The cast of characters now involved in producing Waitrose Select Farm Salmon is so vivid it should be in a film.
Take Dennis Overton of Aquascot, for example, a tall, laconic agriculture specialist who is calmly plotting a sustainable future for the industry. In his terms this means one in which every partner in the chain - suppliers, supermarket, environment, local community, "and most importantly the fish" - are beneficiaries.
And then there's Michael Tait from the adjacent Shetland Islands, marine biologist and son of one of the early fish farmers.
Mr Tait manages Mainstream's salmon farming sites across the Orkneys and Shetlands. The winds which rake the islands must be getting to him, last week he proposed to his girlfriend.
He described the massive amount of work which has gone into developing the fish pellets. You are what you eat, as the saying goes and the same is true for the salmon.
Mainstream's product is made locally with all-natural ingredients and comes in a range of sizes to suit smolts (baby fish) to ravenous adults. "We have to change the pellet size gradually. Fish are very boring they want the same thing every day."

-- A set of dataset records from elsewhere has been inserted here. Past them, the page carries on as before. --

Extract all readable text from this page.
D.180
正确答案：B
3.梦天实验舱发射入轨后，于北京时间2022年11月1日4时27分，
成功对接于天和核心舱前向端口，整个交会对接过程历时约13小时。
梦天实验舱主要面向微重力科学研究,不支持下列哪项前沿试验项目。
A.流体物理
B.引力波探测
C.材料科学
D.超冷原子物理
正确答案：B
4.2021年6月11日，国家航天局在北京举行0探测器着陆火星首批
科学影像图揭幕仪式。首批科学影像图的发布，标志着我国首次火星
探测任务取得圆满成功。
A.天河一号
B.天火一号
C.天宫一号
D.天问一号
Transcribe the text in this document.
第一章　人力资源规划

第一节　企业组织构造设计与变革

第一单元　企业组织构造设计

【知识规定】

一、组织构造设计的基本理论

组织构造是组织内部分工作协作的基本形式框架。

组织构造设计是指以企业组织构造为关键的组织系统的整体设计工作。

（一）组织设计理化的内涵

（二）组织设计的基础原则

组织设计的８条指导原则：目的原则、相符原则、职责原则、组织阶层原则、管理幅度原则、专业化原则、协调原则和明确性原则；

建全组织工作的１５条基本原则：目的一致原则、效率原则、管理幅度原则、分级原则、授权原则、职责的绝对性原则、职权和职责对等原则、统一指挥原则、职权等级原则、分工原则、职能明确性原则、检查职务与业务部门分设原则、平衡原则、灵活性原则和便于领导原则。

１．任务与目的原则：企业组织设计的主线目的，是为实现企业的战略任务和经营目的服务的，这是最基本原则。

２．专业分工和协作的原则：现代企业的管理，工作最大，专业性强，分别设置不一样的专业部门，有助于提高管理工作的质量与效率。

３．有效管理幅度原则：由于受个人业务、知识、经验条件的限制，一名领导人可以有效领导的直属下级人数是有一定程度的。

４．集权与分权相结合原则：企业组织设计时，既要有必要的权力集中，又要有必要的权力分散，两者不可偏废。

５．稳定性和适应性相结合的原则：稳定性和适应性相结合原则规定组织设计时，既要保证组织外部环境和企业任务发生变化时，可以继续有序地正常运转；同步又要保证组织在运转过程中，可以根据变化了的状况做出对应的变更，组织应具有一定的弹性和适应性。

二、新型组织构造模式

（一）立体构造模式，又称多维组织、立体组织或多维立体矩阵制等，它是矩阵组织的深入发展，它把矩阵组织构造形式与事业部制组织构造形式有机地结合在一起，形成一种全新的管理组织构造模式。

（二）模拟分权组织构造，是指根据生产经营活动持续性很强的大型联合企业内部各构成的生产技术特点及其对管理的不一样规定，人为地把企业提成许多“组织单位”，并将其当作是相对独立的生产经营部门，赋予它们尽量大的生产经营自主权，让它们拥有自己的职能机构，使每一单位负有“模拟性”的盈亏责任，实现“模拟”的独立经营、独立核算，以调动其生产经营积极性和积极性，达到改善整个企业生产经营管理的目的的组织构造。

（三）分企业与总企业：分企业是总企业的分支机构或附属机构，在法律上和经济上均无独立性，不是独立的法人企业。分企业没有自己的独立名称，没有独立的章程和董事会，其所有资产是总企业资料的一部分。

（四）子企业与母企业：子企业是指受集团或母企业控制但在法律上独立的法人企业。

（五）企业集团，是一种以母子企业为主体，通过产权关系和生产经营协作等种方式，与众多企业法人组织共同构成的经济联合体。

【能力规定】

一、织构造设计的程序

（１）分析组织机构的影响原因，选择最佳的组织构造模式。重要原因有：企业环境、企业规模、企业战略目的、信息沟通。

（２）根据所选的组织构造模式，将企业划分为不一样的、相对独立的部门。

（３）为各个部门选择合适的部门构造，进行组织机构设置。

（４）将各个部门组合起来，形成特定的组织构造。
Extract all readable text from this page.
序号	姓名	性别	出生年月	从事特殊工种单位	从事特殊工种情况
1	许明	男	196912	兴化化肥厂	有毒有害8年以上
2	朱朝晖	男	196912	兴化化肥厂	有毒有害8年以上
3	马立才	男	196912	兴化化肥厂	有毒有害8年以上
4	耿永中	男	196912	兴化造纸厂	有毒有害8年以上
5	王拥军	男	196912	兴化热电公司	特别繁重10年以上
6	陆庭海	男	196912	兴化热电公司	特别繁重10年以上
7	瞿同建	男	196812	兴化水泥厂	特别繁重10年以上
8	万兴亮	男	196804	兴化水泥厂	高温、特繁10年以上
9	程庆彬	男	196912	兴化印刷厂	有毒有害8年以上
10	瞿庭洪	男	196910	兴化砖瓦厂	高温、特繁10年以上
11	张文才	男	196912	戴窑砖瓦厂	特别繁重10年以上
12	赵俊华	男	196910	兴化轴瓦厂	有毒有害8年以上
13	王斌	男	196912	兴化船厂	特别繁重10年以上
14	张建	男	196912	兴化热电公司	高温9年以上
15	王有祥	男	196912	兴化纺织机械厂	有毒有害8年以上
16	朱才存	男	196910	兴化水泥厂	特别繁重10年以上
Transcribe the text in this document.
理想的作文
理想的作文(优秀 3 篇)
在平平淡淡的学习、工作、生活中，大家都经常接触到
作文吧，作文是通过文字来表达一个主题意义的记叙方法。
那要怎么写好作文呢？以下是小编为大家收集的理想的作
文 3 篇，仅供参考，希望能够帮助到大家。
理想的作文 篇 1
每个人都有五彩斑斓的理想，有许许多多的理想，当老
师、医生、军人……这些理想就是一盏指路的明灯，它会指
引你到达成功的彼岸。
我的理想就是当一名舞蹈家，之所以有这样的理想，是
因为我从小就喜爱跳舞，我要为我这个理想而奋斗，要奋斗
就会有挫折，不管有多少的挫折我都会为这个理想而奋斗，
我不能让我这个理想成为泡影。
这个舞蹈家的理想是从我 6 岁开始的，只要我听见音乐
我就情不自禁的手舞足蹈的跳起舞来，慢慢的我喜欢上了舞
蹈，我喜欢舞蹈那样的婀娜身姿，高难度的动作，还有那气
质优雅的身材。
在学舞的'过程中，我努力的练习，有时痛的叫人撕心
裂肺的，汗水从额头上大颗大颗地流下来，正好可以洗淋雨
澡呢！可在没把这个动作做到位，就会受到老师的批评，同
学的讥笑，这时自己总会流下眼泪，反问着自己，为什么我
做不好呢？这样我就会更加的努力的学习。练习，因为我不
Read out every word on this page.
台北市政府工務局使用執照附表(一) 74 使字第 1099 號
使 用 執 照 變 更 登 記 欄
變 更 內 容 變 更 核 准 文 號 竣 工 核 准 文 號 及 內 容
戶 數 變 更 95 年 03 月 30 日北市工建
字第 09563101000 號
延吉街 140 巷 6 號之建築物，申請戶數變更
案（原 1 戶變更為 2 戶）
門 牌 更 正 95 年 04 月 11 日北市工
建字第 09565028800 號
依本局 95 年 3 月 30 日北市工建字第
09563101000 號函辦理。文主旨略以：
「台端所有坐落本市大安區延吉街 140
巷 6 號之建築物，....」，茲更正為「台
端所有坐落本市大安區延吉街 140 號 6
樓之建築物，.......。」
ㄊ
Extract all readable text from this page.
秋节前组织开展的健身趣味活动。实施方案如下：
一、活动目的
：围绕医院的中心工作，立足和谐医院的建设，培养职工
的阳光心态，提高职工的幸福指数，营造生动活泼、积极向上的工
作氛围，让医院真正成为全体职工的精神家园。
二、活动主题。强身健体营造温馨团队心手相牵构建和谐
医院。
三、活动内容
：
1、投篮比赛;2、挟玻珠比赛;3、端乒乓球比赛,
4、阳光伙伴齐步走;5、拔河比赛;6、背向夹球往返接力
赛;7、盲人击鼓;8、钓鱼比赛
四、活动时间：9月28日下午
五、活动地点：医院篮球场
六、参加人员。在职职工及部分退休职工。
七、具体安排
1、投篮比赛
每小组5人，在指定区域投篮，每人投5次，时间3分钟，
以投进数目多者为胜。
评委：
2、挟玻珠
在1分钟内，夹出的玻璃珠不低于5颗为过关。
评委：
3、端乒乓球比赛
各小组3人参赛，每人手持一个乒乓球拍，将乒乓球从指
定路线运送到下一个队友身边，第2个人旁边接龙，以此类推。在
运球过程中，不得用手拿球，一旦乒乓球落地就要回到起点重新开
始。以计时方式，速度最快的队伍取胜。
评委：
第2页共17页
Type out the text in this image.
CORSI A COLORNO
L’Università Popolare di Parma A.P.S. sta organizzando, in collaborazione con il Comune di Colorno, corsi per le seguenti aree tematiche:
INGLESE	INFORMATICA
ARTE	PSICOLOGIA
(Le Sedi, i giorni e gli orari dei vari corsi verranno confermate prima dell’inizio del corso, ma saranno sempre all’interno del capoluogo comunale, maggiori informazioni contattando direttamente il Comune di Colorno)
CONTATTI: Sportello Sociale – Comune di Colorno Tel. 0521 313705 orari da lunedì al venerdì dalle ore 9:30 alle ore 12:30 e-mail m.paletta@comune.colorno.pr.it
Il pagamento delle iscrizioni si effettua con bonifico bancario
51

He's assisted by colleague Ann-Marie Charleson, fellow scientist and former lecturer who has just become the company's operations director.
The Orkney site manager is Andy McLaren, a man who relocated from the English south coast 20 years ago with his boat and diving gear.
Prior to salmon farming he made a living diving for fruits of the sea like scallops and when they were out of season for the thousands of tons of steam coal lying on the bed of Scapa Flow.
At the end of the First World War the 70 interned ships of the German battle fleet scuppered themselves in the Flow.
A resourceful scrap merchant by the name of Cox salvaged most of them by pumping air into their hulls and floating them upside down to a Scottish breaker's yard. Their huge coal stocks were left on the ocean floor and it burns as well today as it did in 1918.
The salmon pens are clustered in groups of eight to ten in bays around the Orkneys. Each holds from 10,000 to 20,000 fish in various states of maturity up to their harvesting age of about two years. By this time they're strong, vigorous fish weighing 10 to 12 pounds.
The salmon have to be protected from their greatest predator, the seal, by a high frequency bleeper attached to the pens.
Mr Tait said: "Left unprotected a seal will 'punch' into the pen's net and bite out the salmon's liver and other vital organs."
Nursing a tender up to a pen and engaging the blower to throw in tons of fish pellets can be a challenge in a big swell but it's nothing compared to the challenge of Mainstream's environmental director Robin Miller.
A surgeon's son from Edinburgh who skipped medical school for environmental science, Mr Miller has to reconcile a commercial operation with some of the most extensive and stringent regulation in the world. He claims the amount of legislation affecting salmon farming is almost incalculable as so many bodies have an interest.
"Applying for planning permission to move the pens a short distance can take a couple of years," he said.
Fortunately, the Waitrose Select farm scheme has been constructed to anticipate and surmount the issues and fears that are part and parcel of a young industry.
Jeremy Langley understands these issues. He's a fish buyer whose holidays consist of sea-fishing trips where he wears the skin off his thumbs arresting his fishing line as the bait plummets to the ocean floor. "What do you think of the operation?" He asked me. "I'm so close to it after four years' work I'm not sure how it looks to an outsider. But I love fish and I want my kids to enjoy them too. That's why we have to build a sustainable industry."